Although dysregulated eaters seek happiness in food, it won’t give them what they’re looking for. Not that it’s a mystery how to become happy, with a gazillion books and articles on the subject. I’ve written a dozen-plus blogs on it myself. (see my blog archives). Here’s the latest on some of what science says from “Happiness in Hard Times” by Sari Harrar (AARP, The Magazine, June/July 2020, pp 57-59)

Guidelines for happiness don’t change much, except that they may be more difficult to practice in times of crisis, for example, during this pandemic. “The happiness that helps in great difficulty is realistic. It recognizes fears and anxieties. It looks for meaning. It nourishes and sustains us, says psychologist Maria Sirois.” Does an ice cream sundae or a bag of Doritos address any of these issues?

Sirois advises us to “Let yourself feel what you’re really feeling.” This doesn’t mean to make a study of or dwell on it. A simple acknowledgement will suffice, such as, “Boy, I’m feeling lonely today” or “I feel rejected and am hurt.” Then ask yourself if food will give you relief from this feeling in the long term. That’s any easy question to remember and consider whenever you’re food seeking and not hungry. She also recommends connecting with your values such as health.

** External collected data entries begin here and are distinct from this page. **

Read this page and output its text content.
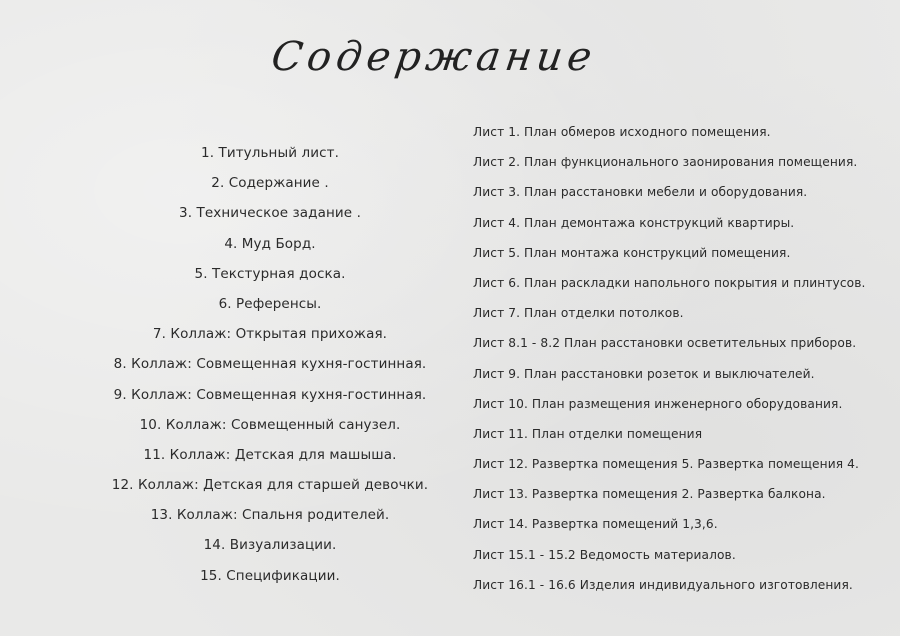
Содержание
1. Титульный лист.
2. Содержание .
3. Техническое задание .
4. Муд Борд.
5. Текстурная доска.
6. Референсы.
7. Коллаж: Открытая прихожая.
8. Коллаж: Совмещенная кухня-гостинная.
9. Коллаж: Совмещенная кухня-гостинная.
10. Коллаж: Совмещенный санузел.
11. Коллаж: Детская для машыша.
12. Коллаж: Детская для старшей девочки.
13. Коллаж: Спальня родителей.
14. Визуализации.
15. Спецификации.
Лист 1. План обмеров исходного помещения.
Лист 2. План функционального заонирования помещения.
Лист 3. План расстановки мебели и оборудования.
Лист 4. План демонтажа конструкций квартиры.
Лист 5. План монтажа конструкций помещения.
Лист 6. План раскладки напольного покрытия и плинтусов.
Лист 7. План отделки потолков.
Лист 8.1 - 8.2 План расстановки осветительных приборов.
Лист 9. План расстановки розеток и выключателей.
Лист 10. План размещения инженерного оборудования.
Лист 11. План отделки помещения
Лист 12. Развертка помещения 5. Развертка помещения 4.
Лист 13. Развертка помещения 2. Развертка балкона.
Лист 14. Развертка помещений 1,3,6.
Лист 15.1 - 15.2 Ведомость материалов.
Лист 16.1 - 16.6 Изделия индивидуального изготовления.
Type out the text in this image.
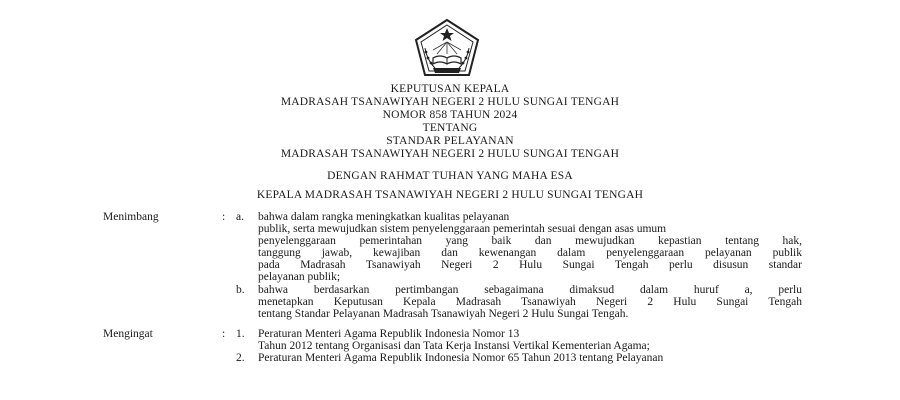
KEPUTUSAN KEPALA
MADRASAH TSANAWIYAH NEGERI 2 HULU SUNGAI TENGAH
NOMOR 858 TAHUN 2024
TENTANG
STANDAR PELAYANAN
MADRASAH TSANAWIYAH NEGERI 2 HULU SUNGAI TENGAH
DENGAN RAHMAT TUHAN YANG MAHA ESA
KEPALA MADRASAH TSANAWIYAH NEGERI 2 HULU SUNGAI TENGAH
Menimbang	: a. bahwa dalam rangka meningkatkan kualitas pelayanan
publik, serta mewujudkan sistem penyelenggaraan pemerintah sesuai dengan asas umum
penyelenggaraan pemerintahan yang baik dan mewujudkan kepastian tentang hak,
tanggung jawab, kewajiban dan kewenangan dalam penyelenggaraan pelayanan publik
pada Madrasah Tsanawiyah Negeri 2 Hulu Sungai Tengah perlu disusun standar
pelayanan publik;
b. bahwa berdasarkan pertimbangan sebagaimana dimaksud dalam huruf a, perlu
menetapkan Keputusan Kepala Madrasah Tsanawiyah Negeri 2 Hulu Sungai Tengah
tentang Standar Pelayanan Madrasah Tsanawiyah Negeri 2 Hulu Sungai Tengah.
Mengingat	: 1. Peraturan Menteri Agama Republik Indonesia Nomor 13
Tahun 2012 tentang Organisasi dan Tata Kerja Instansi Vertikal Kementerian Agama;
2. Peraturan Menteri Agama Republik Indonesia Nomor 65 Tahun 2013 tentang Pelayanan
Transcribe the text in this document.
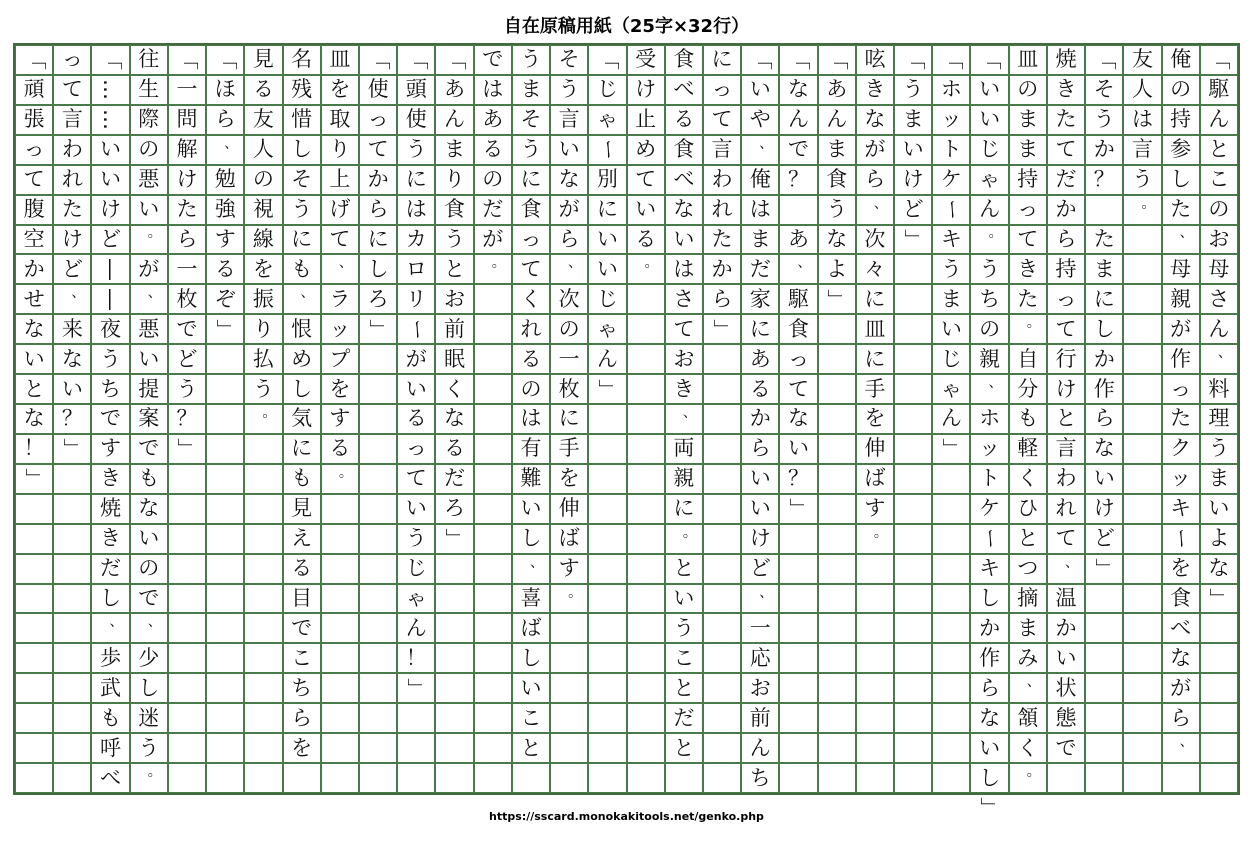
自在原稿用紙（25字×32行）
「
駆
ん
と
こ
の
お
母
さ
ん
、
料
理
う
ま
い
よ
な
」
俺
の
持
参
し
た
、
母
親
が
作
っ
た
ク
ッ
キ
ー
を
食
べ
な
が
ら
、
友
人
は
言
う
。
「
そ
う
か
？
た
ま
に
し
か
作
ら
な
い
け
ど
」
焼
き
た
て
だ
か
ら
持
っ
て
行
け
と
言
わ
れ
て
、
温
か
い
状
態
で
皿
の
ま
ま
持
っ
て
き
た
。
自
分
も
軽
く
ひ
と
つ
摘
ま
み
、
頷
く
。
「
い
い
じ
ゃ
ん
。
う
ち
の
親
、
ホ
ッ
ト
ケ
ー
キ
し
か
作
ら
な
い
し
」
「
ホ
ッ
ト
ケ
ー
キ
う
ま
い
じ
ゃ
ん
」
「
う
ま
い
け
ど
」
呟
き
な
が
ら
、
次
々
に
皿
に
手
を
伸
ば
す
。
「
あ
ん
ま
食
う
な
よ
」
「
な
ん
で
？
あ
、
駆
食
っ
て
な
い
？
」
「
い
や
、
俺
は
ま
だ
家
に
あ
る
か
ら
い
い
け
ど
、
一
応
お
前
ん
ち
に
っ
て
言
わ
れ
た
か
ら
」
食
べ
る
食
べ
な
い
は
さ
て
お
き
、
両
親
に
。
と
い
う
こ
と
だ
と
受
け
止
め
て
い
る
。
「
じ
ゃ
ー
別
に
い
い
じ
ゃ
ん
」
そ
う
言
い
な
が
ら
、
次
の
一
枚
に
手
を
伸
ば
す
。
う
ま
そ
う
に
食
っ
て
く
れ
る
の
は
有
難
い
し
、
喜
ば
し
い
こ
と
で
は
あ
る
の
だ
が
。
「
あ
ん
ま
り
食
う
と
お
前
眠
く
な
る
だ
ろ
」
「
頭
使
う
に
は
カ
ロ
リ
ー
が
い
る
っ
て
い
う
じ
ゃ
ん
！
」
「
使
っ
て
か
ら
に
し
ろ
」
皿
を
取
り
上
げ
て
、
ラ
ッ
プ
を
す
る
。
名
残
惜
し
そ
う
に
も
、
恨
め
し
気
に
も
見
え
る
目
で
こ
ち
ら
を
見
る
友
人
の
視
線
を
振
り
払
う
。
「
ほ
ら
、
勉
強
す
る
ぞ
」
「
一
問
解
け
た
ら
一
枚
で
ど
う
？
」
往
生
際
の
悪
い
。
が
、
悪
い
提
案
で
も
な
い
の
で
、
少
し
迷
う
。
「
…
…
い
い
け
ど
―
―
夜
う
ち
で
す
き
焼
き
だ
し
、
歩
武
も
呼
べ
っ
て
言
わ
れ
た
け
ど
、
来
な
い
？
」
「
頑
張
っ
て
腹
空
か
せ
な
い
と
な
！
」
https://sscard.monokakitools.net/genko.php
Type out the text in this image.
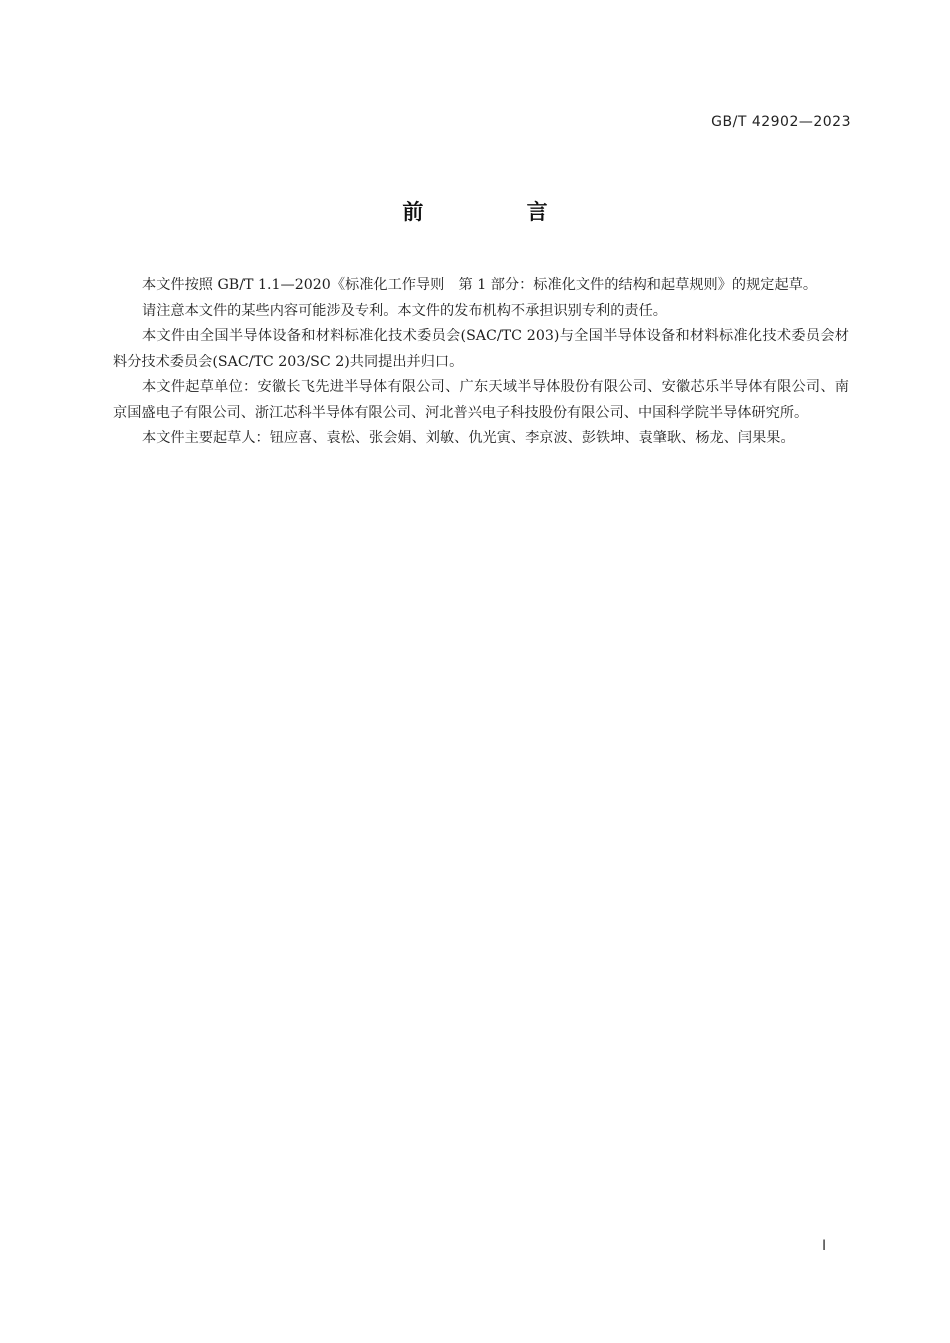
GB/T 42902—2023
前 言

本文件按照 GB/T 1.1—2020《标准化工作导则　第 1 部分：标准化文件的结构和起草规则》的规定起草。

请注意本文件的某些内容可能涉及专利。本文件的发布机构不承担识别专利的责任。

本文件由全国半导体设备和材料标准化技术委员会(SAC/TC 203)与全国半导体设备和材料标准化技术委员会材料分技术委员会(SAC/TC 203/SC 2)共同提出并归口。

本文件起草单位：安徽长飞先进半导体有限公司、广东天域半导体股份有限公司、安徽芯乐半导体有限公司、南京国盛电子有限公司、浙江芯科半导体有限公司、河北普兴电子科技股份有限公司、中国科学院半导体研究所。

本文件主要起草人：钮应喜、袁松、张会娟、刘敏、仇光寅、李京波、彭铁坤、袁肇耿、杨龙、闫果果。

I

Remember that, though the world may feel as if it’s spinning out of control, you still are in charge of your life. “When you pay attention to how you shape your life right now, you won’t feel victimized by what’s going on,” Sirois says. Narrow your focus to your life and choices, not the news or the mess that’s going on in your family or your neighborhood.

This suggestion may be old hat, but we can never hear it too often: Stop comparing yourself to others. Doing so is nothing but a nasty habit, though it is somewhat hard-wired into humans. If someone wears a smaller size than you do, so what; if they just snagged the promotion you hoped you get, register the thought, then move on.

Three areas that are recommended for increasing happiness are:

  • Make connections only to healthy relationships. You need to choose between them: happiness or an unhealthy relationship. You can’t have both.
  • Use physical activity to decrease stress. It will not only reduce body tension, but it will increase self-pride and maybe even give you some jolts of dopamine.
  • Stop and enjoy the moment. Even in the midst of the most awful times, there are moments of joy, grace, and peace. Look for them and they’ll be there for you.